Big Data Training for Cancer Research Purdue University Center for Cancer Research

Course Topics

The format of the workshop includes a combination of short instructional videos, special guest lectures, real-data analyses practices and live demonstration sessions. The workshop aims to facilitate the learning of practical bioinformatics skills and build familiarity and basic competency. Using established tools and publicly available resources, we will focus on the analyses and interpretation of genomic and genetic data, making it more suitable for researchers with limited big data analytical skills.

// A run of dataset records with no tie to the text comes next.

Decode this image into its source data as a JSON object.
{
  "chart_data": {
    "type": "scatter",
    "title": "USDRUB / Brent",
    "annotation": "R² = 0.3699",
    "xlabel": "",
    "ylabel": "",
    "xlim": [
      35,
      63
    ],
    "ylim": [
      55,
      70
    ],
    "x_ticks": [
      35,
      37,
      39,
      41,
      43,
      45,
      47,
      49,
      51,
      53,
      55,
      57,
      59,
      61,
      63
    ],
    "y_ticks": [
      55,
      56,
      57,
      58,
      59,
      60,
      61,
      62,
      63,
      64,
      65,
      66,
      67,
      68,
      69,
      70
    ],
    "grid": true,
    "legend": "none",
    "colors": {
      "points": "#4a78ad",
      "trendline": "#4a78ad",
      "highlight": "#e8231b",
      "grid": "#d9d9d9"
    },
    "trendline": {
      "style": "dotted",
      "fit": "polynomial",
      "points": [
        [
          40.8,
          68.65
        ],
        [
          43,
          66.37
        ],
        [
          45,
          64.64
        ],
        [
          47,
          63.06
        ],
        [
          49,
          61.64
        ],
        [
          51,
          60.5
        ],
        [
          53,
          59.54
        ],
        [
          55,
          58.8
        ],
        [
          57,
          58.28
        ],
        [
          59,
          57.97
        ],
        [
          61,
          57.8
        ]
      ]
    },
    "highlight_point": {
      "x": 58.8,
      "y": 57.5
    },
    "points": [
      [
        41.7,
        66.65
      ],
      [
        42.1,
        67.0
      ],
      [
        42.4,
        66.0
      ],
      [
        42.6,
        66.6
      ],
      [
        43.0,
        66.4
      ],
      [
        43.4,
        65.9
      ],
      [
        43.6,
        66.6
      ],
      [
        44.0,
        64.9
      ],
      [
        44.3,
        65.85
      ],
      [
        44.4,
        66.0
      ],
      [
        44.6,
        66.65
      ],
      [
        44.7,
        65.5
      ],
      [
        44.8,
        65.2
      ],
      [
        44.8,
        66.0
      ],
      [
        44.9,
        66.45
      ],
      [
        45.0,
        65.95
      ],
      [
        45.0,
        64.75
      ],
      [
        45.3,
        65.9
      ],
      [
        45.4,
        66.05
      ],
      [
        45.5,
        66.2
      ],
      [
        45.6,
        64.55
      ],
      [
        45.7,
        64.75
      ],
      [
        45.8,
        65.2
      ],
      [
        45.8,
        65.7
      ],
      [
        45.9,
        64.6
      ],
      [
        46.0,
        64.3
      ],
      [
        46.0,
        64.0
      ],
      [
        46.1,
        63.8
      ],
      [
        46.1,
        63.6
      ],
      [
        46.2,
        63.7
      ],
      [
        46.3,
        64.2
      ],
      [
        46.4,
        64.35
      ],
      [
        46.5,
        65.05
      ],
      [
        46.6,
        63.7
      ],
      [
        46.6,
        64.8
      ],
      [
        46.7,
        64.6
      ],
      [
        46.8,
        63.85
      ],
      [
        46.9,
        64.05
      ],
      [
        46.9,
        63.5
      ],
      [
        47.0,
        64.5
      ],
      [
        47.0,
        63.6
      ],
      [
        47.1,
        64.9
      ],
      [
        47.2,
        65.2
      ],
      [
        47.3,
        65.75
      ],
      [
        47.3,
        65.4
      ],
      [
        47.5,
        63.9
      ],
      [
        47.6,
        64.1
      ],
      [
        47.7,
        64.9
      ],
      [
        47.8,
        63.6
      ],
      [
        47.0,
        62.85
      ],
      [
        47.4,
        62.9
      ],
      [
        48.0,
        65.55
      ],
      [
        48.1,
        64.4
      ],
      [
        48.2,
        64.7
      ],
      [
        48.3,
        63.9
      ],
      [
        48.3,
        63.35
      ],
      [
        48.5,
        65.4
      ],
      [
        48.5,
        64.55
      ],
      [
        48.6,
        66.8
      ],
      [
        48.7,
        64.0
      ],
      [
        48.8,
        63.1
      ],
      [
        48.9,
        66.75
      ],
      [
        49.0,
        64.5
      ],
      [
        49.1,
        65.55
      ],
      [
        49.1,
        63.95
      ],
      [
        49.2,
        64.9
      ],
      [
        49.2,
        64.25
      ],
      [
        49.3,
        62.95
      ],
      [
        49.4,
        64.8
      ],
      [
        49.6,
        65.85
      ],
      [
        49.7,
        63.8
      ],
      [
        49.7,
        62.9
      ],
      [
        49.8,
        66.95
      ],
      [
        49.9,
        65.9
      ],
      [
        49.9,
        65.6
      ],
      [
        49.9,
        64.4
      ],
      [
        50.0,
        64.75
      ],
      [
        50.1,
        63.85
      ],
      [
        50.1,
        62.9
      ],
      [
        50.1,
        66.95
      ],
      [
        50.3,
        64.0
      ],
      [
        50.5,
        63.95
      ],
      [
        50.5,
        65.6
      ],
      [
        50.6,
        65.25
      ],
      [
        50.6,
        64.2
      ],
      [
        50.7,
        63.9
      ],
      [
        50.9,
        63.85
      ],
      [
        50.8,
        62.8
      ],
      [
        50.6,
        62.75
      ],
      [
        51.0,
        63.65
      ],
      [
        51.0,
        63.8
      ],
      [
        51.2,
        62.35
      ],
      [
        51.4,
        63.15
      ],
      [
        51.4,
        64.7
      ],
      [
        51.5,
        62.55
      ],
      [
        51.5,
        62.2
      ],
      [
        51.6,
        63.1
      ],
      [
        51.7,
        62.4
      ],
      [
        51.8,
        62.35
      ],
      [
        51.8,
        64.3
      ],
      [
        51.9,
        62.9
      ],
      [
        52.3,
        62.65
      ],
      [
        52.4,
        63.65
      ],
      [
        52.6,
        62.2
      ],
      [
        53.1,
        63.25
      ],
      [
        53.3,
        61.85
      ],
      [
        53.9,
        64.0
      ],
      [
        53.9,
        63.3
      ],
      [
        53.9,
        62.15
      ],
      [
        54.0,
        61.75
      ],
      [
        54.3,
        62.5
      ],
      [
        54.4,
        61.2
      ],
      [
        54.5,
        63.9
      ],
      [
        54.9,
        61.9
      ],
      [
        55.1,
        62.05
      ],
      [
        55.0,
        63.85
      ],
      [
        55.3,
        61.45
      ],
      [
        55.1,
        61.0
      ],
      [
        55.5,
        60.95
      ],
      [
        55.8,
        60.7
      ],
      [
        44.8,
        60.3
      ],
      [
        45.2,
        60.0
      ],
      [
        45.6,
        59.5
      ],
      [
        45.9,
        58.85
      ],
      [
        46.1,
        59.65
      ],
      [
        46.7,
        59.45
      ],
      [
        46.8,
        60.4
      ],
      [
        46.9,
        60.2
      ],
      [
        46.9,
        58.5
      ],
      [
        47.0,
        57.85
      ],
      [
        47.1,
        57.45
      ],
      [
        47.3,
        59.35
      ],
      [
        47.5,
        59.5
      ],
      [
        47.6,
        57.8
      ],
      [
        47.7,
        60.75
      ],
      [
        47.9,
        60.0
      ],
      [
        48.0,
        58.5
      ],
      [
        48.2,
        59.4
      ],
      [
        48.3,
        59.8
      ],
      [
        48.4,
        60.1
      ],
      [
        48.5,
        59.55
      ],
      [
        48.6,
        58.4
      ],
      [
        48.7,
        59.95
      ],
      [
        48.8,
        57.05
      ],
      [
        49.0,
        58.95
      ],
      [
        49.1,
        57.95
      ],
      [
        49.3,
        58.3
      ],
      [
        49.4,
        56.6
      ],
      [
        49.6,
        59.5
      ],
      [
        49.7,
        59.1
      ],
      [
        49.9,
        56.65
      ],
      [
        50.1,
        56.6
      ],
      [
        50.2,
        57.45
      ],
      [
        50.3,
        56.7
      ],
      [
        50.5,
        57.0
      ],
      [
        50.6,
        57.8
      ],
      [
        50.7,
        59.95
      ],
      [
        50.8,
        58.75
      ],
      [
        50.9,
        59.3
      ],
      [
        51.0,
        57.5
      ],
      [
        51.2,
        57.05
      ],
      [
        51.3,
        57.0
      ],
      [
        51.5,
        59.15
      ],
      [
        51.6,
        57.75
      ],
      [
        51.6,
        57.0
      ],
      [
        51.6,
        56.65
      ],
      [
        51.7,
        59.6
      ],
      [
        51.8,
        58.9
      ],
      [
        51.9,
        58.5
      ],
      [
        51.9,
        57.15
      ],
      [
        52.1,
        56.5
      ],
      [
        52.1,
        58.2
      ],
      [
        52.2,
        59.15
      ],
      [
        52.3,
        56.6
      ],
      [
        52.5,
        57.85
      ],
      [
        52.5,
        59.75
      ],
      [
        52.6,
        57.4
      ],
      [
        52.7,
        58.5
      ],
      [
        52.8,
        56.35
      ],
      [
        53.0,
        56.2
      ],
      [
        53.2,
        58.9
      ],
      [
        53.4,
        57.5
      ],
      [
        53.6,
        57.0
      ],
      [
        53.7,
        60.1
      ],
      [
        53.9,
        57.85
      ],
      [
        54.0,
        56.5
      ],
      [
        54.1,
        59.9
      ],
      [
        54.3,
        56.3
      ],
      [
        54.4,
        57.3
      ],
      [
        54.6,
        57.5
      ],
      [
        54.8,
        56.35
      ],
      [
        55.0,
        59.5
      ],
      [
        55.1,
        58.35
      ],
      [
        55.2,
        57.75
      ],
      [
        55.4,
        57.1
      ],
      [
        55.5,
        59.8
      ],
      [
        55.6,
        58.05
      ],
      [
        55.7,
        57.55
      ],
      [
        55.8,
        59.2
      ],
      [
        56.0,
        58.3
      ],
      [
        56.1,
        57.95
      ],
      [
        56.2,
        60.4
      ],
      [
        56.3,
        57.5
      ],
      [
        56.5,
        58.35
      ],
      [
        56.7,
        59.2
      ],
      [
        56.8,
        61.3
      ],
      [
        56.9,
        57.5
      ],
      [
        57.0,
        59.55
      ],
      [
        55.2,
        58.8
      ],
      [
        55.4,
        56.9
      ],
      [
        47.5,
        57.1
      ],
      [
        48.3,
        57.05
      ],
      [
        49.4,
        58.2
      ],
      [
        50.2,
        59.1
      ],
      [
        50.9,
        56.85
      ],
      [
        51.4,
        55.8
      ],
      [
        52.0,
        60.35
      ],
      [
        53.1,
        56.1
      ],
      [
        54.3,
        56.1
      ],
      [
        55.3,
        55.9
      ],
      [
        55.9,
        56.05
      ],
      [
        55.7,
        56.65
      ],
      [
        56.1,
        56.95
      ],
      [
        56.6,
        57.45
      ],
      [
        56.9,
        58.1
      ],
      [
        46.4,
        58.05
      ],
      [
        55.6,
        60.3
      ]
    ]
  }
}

Unit 1: Transcriptomic Analyses

This session of the course will cover bulk and single-cell RNA-seq analyses. It will cover experimental design, quality control, read mapping, differential expression analyses, as well as pathway and enrichment analyses. The single-cell RNA-seq part will also cover methods for unsupervised clustering and detection of subpopulations of cells. 


Unit 2: Epigenomic Analyses

This session of the course will cover ChIP-seq analyses, which is commonly used for epigenomic analysis. It will cover experimental design, quality control, read mapping, identification of peaks, differential binding assays, and motif identification. Lectures will additionally cover theoretical aspects of peak identification as well as survey a number of commonly employed programs.


Unit 3: Genome-wide Association Study

This session will focus on the single-nucleotide polymorphism (SNP) based genome wide association analysis. Topics include sample and SNP quality control, association tests, logistic regression for case-control studies, linear regression for continuous traits, gene-gene and gene-environment interactions. Lectures will also cover how to visualize the data and analysis results using popular packages. 


Unit 4: Network Analysis

In this session, we will introduce the basic concepts and general ideas in constructing gene regulatory networks (GRNs), and focus on genomics studies for integrative analysis of transcriptomic and genomic data. With a case study in cancer research, we will go through cis-eQTL analysis and a state-of-the-art parallel algorithm 2SPLS to construct genome-wide GRNs. In addition, lectures will cover exploring the results by popular bioinformatics tools including STRING and Ingenuity Pathway Analysis.